As seen with many cases of free use, the likeness of a character can inspire and influence additional media, leading to a sprawling sea of content that becomes difficult to fully separate. Paradoxically, while we deal with these complexities and ambiguities in media content and ownership, AI models inexorably continue to overfit on popular images, figures, and icons. Where, then, is our society headed? What is the impact of this on our lives and creativity?
In 2026, a phenomenon known as "The Smoothing" will begin to erode the distinct cultures of the masses—both digital and corporeal. By then, most of us will be well-entangled with a digital world dominated by “extremely large” AI models, the likes of which we have never seen before. Imagine a horizon eclipsed by endless rows of data centers, processing the vast information needed to power these models; entire landscapes transformed to support an ever-growing energy grid; and the glowing faces of eight billion people, each interacting with devices that consume their cognitive supply and indirectly turn their attention into revenue. Given these expansive AI models, it will continue to churn out these icons, exact replicas from its training, in inadvertent and unwanted places. As a reaction, tech companies, and likely government agencies supporting or regulating them, will have no choice, perhaps, but to bring about “The Smoothing”.
In this smoothed landscape, the way we interact with the Internet and media will fundamentally change. The digital world will become a new interface where cultural icons, once distinct and beloved, will blur into one another, their unique identities erased as they are endlessly reproduced and re-contextualized by AI. Just as Alzheimer’s gradually erases the distinctions in a person’s memories, "The Smoothing" will force the AI to merge and blend familiar icons like Sulley and Mike into indistinguishable forms, smoothing the latent space where they once existed as clear, separate entities. This process, driven by the same AI models that create with high fidelity, paradoxically leads to their own creations’ overfitting and eventual homogenization. Even as we struggle with the ambiguities of media ownership and free use, AI continues to inexplicably overfit on these popular figures, reproducing them until they lose all distinctiveness.
In the depths of the abyss, everything becomes the same, a colorless, formless void where once distinct beings merge into an amorphous mass. The essence of creativity is crushed under the weight of monotonous repetition, a ceaseless cycle of bland uniformity that erases all sparks of originality. In the shadow of oblivion, memories of cherished figures fade, their once vivid presence now a distant, melancholic echo.
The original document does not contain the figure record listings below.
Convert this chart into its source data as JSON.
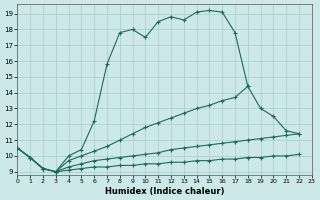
{
  "xlabel": "Humidex (Indice chaleur)",
  "background_color": "#cce8e8",
  "grid_color": "#aacccc",
  "line_color": "#1a6b5a",
  "xlim": [
    0,
    23
  ],
  "ylim": [
    8.8,
    19.6
  ],
  "xticks": [
    0,
    1,
    2,
    3,
    4,
    5,
    6,
    7,
    8,
    9,
    10,
    11,
    12,
    13,
    14,
    15,
    16,
    17,
    18,
    19,
    20,
    21,
    22,
    23
  ],
  "yticks": [
    9,
    10,
    11,
    12,
    13,
    14,
    15,
    16,
    17,
    18,
    19
  ],
  "series": [
    {
      "x": [
        0,
        1,
        2,
        3,
        4,
        5,
        6,
        7,
        8,
        9,
        10,
        11,
        12,
        13,
        14,
        15,
        16,
        17,
        18
      ],
      "y": [
        10.5,
        9.9,
        9.2,
        9.0,
        10.0,
        10.4,
        12.2,
        15.8,
        17.8,
        18.0,
        17.5,
        18.5,
        18.8,
        18.6,
        19.1,
        19.2,
        19.1,
        17.8,
        14.4
      ]
    },
    {
      "x": [
        0,
        1,
        2,
        3,
        4,
        5,
        6,
        7,
        8,
        9,
        10,
        11,
        12,
        13,
        14,
        15,
        16,
        17,
        18,
        19,
        20,
        21,
        22,
        23
      ],
      "y": [
        10.5,
        9.9,
        9.2,
        9.0,
        9.7,
        10.0,
        10.3,
        10.6,
        11.0,
        11.4,
        11.8,
        12.1,
        12.4,
        12.7,
        13.0,
        13.2,
        13.5,
        13.7,
        14.4,
        13.0,
        12.5,
        11.6,
        11.4,
        null
      ]
    },
    {
      "x": [
        0,
        1,
        2,
        3,
        4,
        5,
        6,
        7,
        8,
        9,
        10,
        11,
        12,
        13,
        14,
        15,
        16,
        17,
        18,
        19,
        20,
        21,
        22,
        23
      ],
      "y": [
        10.5,
        9.9,
        9.2,
        9.0,
        9.3,
        9.5,
        9.7,
        9.8,
        9.9,
        10.0,
        10.1,
        10.2,
        10.4,
        10.5,
        10.6,
        10.7,
        10.8,
        10.9,
        11.0,
        11.1,
        11.2,
        11.3,
        11.4,
        null
      ]
    },
    {
      "x": [
        0,
        1,
        2,
        3,
        4,
        5,
        6,
        7,
        8,
        9,
        10,
        11,
        12,
        13,
        14,
        15,
        16,
        17,
        18,
        19,
        20,
        21,
        22,
        23
      ],
      "y": [
        10.5,
        9.9,
        9.2,
        9.0,
        9.1,
        9.2,
        9.3,
        9.3,
        9.4,
        9.4,
        9.5,
        9.5,
        9.6,
        9.6,
        9.7,
        9.7,
        9.8,
        9.8,
        9.9,
        9.9,
        10.0,
        10.0,
        10.1,
        null
      ]
    }
  ]
}
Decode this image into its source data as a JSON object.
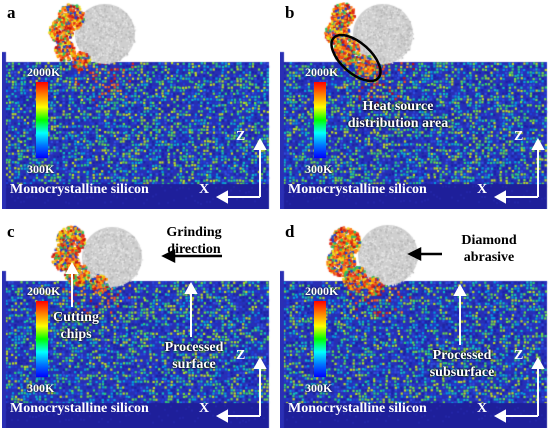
{
  "panels": {
    "a": {
      "label": "a"
    },
    "b": {
      "label": "b",
      "heat_source": "Heat source distribution area"
    },
    "c": {
      "label": "c",
      "cutting_chips": "Cutting chips",
      "processed_surface": "Processed surface",
      "grinding_direction": "Grinding direction"
    },
    "d": {
      "label": "d",
      "processed_subsurface": "Processed subsurface",
      "diamond_abrasive": "Diamond abrasive"
    }
  },
  "colorbar": {
    "max": "2000K",
    "min": "300K"
  },
  "substrate_label": "Monocrystalline silicon",
  "axes": {
    "x": "X",
    "z": "Z"
  },
  "colors": {
    "substrate": "#2a2fb4",
    "abrasive": "#cfcfcf",
    "hot": "#e03020"
  }
}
The mind, unanchored by the loss of distinct cultural moorings, drifts aimlessly through a sea of indistinct shapes, lost in a perpetual fog of unrecognizable forms. An endless plain stretches out, devoid of the peaks and valleys that once defined the cultural landscape, a barren expanse where diversity once thrived. The market is flooded with hollow replicas, each indistinguishable from the last, their once vibrant essence now a pale, commodified ghost. In that uniformity of the smoothed reality, control becomes absolute, as every thought is molded and directed by the omnipotent hand of the unseen manipulators.